Following the opening sequence, we are treated to an extended series of flashbacks that encapsulate 25 years into an equal number of minutes. We spend a few short scenes with Kyle as a child, struggle through the mud with him at Basic Training as he learns to be a SEAL (all the while expecting R. Lee Ermey to pop up with a cameo), meets cute his eventual wife, Taya (Sienna Miller), experiences the seismic cultural shift that comes from 9/11, and ships off to Iraq. His kill on that day near Nasiriya is his first but far from his last. In his many years spent in the war-torn country, he participates in many of the major actions and earns the nicknames of "The Devil of Ramadi" (given by the insurgents) and "The Legend" (given by his fellow soldiers).

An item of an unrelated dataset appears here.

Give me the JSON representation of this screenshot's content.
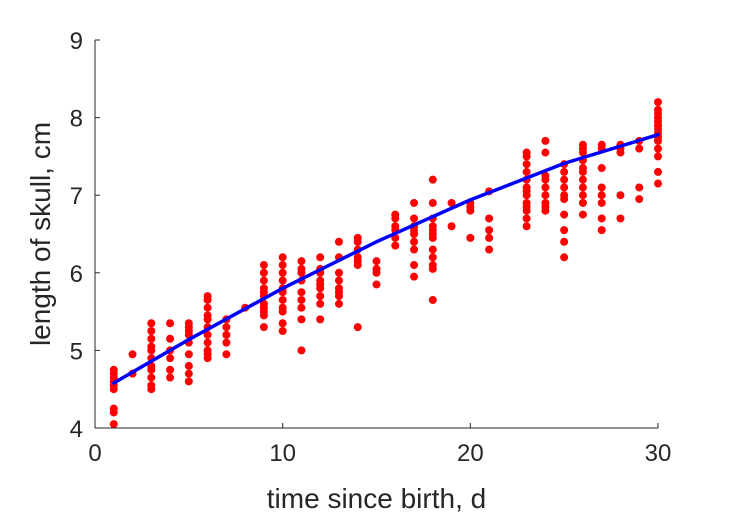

Eastwood pulls us into the chaos of war without having to resort to shaky handheld cameras - proof, if it was needed, that a capable director can capture the essence of war without having to abandon a tripod. The first 110 minutes of American Sniper represent masterful cinema - taut, smart, formidable stuff. Unfortunately, the movie stalls during its final twenty minutes as it attempts to switch gears and present a theme that other films (like Oliver Stone's Born on the Fourth of July and the aforementioned Brothers) have done better. Nevertheless, the anticlimactic denouement is more muddled than bad and doesn't undo the power of what precedes it.
American Sniper is pretty much Bradley Cooper for 134 minutes. As good as Cooper was in Silver Linings Playbook and American Hustle, his work here represents a career-best. This is his first transformative role - a part where he has stretched beyond his comfort zone and not been found wanting. As I write this, it's unclear whether the Academy will recognize him but there's little doubt his portrayal, which includes moments of machismo interspersed with instances of pathos and inadequacy - is worthy. A barely recognizable Sienna Miller plays the light and love of Kyle's life and does her best to make Taya more than the token supportive-but-abandoned wife.
American Sniper does no political preaching. Kyle's book drips with patriotism, some of which translates to the screen, but this is no jingoistic piece of propaganda. Neither is it an anti-American hatchet job. Instead, it keeps the rightness or wrongness of the war at arm's length and focuses instead on the struggles of the men in the trenches. This is about their lives, their difficulties, and the demons they must wrestle with both in country and after they return home.